I groped around in my trouser pocket and took out a fistful of change and thrust it out of the window. I saw a chink of light reflect off one of the bouncing coins as it hit the downward slope at the very end of the long station platform. I held my hands up in the gesture of prayer and shouted ‘Thank you’, as they scraped amongst the detritus for their reward which I could only hope exceeded our arrangement.
There was a long journey ahead of me. My objective was achieved, so it was perhaps time to make amends with those I had fought, but I anticipated a lot of bitter feeling coming my way.
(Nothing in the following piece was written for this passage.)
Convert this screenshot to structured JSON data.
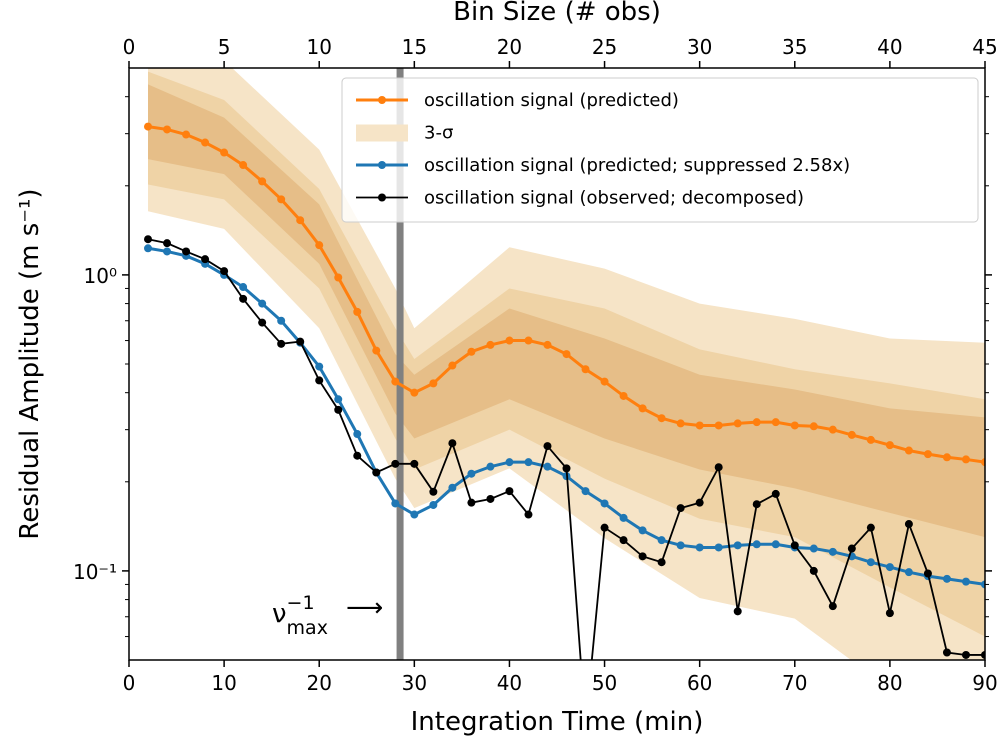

To my confusion, there was none of it. The new intake jostled to find space, and each and every passenger edged over an inch here, and an inch there, offering snacks and smiles to their new companions. I was offered enough room on the filthy floor to sit hugging my rucksack eventually curling up into a position for sleep.
My emotional state was beyond exhaustion. I dreamily took in this surprising camaraderie, wondering how the same folk, who were a moment earlier behaving like wild animals competing for a mating partner, were transformed into kind and civil beings. I could only consider that these two situations were not opposites, but were in fact the same. That is, they were both acts of survival. There was no better option, once space had been conceded, than to show consideration and civility. This would be the most tolerable way to survive the next nineteen hours.
This sudden change of behaviour kept me awake for a while, but I was fighting sleep, and as I drifted in between the two states, I looked out through my bleary eyes, and I saw Nirmal and his mother sitting on the floor in lotus position, like two calm and erudite Shakyamuni Buddhas. The Howrah mail sped eastwards into the night, as Nirmal held on to his Calico cotton cloth which no longer held the shape of a clay pot. It was sodden, and there was a small pool of holy water at his feet, and I felt deeply sad for him, his mother and his village back home.